French army commander (1760–1837)

Joseph, comte Souham (/fr/; 30 April 1760 – 28 April 1837) was a French general who fought in the French Revolutionary Wars and the Napoleonic Wars. He was born at Lubersac and died at Versailles. After long service in the French Royal Army, he was elected to lead a volunteer battalion in 1792 during the French Revolution. He was promoted to general of division in September 1793 after playing a prominent role in the defense of Dunkirk. In May 1794 with his commander absent, he took temporary command of the Army of the North and defeated the Coalition army at Tourcoing. He led the covering forces at the siege of Ypres and participated in the successful invasion of the Dutch Republic. He spent many years in occupation duties in Holland and then his career suffered because of his association with Pichegru and Moreau. Starting in 1809 he was employed in Spain during the Peninsular War, winning the Battle of Vich where he was wounded. When he was in army command again, he forced Wellington's army to retreat at Tordesillas in 1812 and became one of the few French generals to remain undefeated in the war. The following year he led a division at Lützen and a corps at Leipzig. He remained loyal to the Bourbons during the Hundred Days.

==French revolutionary years==

Coats of arms of Joseph Souham

Souham served in the Royal French army as a private from 1782 to 1790. In 1792, having shown himself active in the cause of the Revolution, he was elected chef de bataillon of a volunteer battalion from the Corrèze. He served with his unit at the Battle of Jemappes.

By 1793, Souham had risen to the rank of général de division during the Flanders Campaign. When his army commander, Jean-Charles Pichegru fell ill, Souham assumed army command and defeated the Allied army at the Battle of Tourcoing in May 1794. He served under Pichegru in Holland (1795), but in 1799 he fell into disgrace on suspicion of being involved in Royalist intrigues. He was reinstated in 1800 and served under Jean Moreau in the Danube campaign of that year. During the French Consulate he appears to have been involved in conspiracies and was suspected with his old commanders Moreau and Pichegru of participation in the plot of Georges Cadoudal.
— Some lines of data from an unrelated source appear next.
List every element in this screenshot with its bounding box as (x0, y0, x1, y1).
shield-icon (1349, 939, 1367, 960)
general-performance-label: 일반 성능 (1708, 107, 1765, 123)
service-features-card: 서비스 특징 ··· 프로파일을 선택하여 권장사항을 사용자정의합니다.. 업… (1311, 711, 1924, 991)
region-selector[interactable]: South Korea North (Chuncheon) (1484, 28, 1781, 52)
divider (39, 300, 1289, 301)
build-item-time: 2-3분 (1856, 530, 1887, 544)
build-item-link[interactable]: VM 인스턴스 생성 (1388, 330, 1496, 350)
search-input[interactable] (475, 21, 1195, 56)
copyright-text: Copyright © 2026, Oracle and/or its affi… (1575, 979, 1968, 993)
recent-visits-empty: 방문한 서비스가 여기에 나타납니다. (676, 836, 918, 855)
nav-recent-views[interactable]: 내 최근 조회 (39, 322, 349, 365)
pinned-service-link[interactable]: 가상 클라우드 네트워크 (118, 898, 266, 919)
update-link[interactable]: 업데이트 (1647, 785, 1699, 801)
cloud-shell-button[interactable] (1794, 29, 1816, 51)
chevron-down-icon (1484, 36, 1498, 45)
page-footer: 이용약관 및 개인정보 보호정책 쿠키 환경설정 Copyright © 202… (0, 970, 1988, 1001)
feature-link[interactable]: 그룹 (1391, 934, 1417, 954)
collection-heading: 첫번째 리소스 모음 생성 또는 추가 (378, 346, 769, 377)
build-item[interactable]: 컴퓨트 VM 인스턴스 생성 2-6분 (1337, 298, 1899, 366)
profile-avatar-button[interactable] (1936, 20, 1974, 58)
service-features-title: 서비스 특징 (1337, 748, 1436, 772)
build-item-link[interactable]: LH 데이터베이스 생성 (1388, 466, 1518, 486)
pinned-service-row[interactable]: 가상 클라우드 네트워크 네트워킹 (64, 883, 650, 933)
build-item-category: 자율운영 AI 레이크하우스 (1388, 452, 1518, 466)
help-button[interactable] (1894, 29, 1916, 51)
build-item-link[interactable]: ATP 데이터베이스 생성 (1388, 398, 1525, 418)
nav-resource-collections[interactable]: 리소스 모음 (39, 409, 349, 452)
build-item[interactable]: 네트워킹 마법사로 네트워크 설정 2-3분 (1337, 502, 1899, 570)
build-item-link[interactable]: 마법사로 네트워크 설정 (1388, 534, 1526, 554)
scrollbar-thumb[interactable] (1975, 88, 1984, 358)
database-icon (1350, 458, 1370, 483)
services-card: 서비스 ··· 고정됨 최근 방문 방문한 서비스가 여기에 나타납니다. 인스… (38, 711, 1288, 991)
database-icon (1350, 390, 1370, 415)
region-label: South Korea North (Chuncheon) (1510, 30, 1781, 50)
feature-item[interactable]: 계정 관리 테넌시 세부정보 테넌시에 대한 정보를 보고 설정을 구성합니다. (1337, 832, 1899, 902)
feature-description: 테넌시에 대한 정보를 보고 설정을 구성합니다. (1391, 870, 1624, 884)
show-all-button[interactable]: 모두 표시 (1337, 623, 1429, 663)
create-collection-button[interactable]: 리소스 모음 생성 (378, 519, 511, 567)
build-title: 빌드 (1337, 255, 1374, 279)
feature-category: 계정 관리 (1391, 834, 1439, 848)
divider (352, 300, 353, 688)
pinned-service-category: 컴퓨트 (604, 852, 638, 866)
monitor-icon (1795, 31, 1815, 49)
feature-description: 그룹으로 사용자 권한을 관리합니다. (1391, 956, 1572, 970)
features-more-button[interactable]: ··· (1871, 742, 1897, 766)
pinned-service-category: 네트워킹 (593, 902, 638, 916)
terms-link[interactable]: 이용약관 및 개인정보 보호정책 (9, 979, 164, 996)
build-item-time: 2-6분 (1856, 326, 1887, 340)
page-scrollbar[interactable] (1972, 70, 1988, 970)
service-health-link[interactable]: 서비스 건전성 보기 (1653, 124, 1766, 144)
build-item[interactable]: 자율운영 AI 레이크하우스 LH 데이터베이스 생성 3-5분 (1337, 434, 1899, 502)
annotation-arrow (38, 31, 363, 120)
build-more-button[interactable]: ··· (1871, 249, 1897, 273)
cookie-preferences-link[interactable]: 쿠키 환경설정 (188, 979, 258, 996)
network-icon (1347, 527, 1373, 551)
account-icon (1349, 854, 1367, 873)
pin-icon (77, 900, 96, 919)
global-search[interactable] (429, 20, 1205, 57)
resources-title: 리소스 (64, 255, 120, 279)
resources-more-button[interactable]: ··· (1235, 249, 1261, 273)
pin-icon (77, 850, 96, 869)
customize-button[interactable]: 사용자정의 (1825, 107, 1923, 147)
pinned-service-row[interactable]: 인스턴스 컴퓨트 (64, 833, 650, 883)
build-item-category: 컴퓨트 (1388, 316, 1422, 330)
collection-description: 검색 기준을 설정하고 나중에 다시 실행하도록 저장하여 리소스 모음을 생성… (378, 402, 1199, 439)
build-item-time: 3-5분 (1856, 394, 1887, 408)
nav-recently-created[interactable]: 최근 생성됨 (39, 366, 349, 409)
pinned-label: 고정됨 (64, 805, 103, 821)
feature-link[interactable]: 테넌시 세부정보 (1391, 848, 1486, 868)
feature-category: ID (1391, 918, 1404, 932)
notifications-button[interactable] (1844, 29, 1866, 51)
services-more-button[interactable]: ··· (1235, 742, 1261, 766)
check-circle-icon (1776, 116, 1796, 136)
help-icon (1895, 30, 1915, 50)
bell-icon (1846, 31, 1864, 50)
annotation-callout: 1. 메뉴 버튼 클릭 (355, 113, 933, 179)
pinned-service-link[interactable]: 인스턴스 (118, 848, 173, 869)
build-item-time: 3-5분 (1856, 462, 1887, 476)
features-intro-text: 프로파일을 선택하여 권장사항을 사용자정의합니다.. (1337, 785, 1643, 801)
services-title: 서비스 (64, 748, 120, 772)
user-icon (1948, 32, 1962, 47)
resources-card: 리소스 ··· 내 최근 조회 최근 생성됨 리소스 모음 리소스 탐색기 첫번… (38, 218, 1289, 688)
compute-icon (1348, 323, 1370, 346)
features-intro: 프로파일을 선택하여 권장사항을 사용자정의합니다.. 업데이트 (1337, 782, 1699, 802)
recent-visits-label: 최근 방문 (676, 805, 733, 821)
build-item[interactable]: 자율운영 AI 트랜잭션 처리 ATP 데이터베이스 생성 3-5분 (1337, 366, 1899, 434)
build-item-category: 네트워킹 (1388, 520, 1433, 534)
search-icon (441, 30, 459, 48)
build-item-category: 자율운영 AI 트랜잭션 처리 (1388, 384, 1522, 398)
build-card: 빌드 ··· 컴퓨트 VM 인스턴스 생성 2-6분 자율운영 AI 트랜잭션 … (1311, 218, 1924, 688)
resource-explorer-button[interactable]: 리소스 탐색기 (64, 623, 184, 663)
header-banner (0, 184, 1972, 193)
==Empire and later years==

He was unemployed from 1800 to 1809. In the latter year a shortage of available experienced officers caused him to be put back on active duty. He was sent to Spain, where he took a notable part in Gouvion St Cyr's operations in Catalonia. The actions at Vic in which he was wounded won him the title of comte de l'empire.

When Marshal Marmont had been wounded at the Battle of Salamanca in 1812, Marshal André Masséna, who was unable to assume the post himself, recommended Souham for the post. The latter was thus pitted against Wellington, and by skilful maneuvers drove the allied general back from Burgos and regained the ground lost at Salamanca. In January 1813, he was recalled to France.

In 1813, he took command of a division in Marshal Michel Ney's III Corps. At Lützen he greatly distinguished himself. Faced by the bulk of the combined Russian and Prussian armies, he bitterly defended the area around Gross-Gorschen. At the Battle of Leipzig he was wounded while leading III Corps.

After the fall of the First Empire he stayed loyal to the Bourbons and, having suffered for the Royalist cause, was well received by Louis XVIII, who gave him high commands. These honours Souham lost at the return of Napoleon and were regained once more after the Second Restoration. He retired in 1832, and died on 28 April 1837 in Versailles.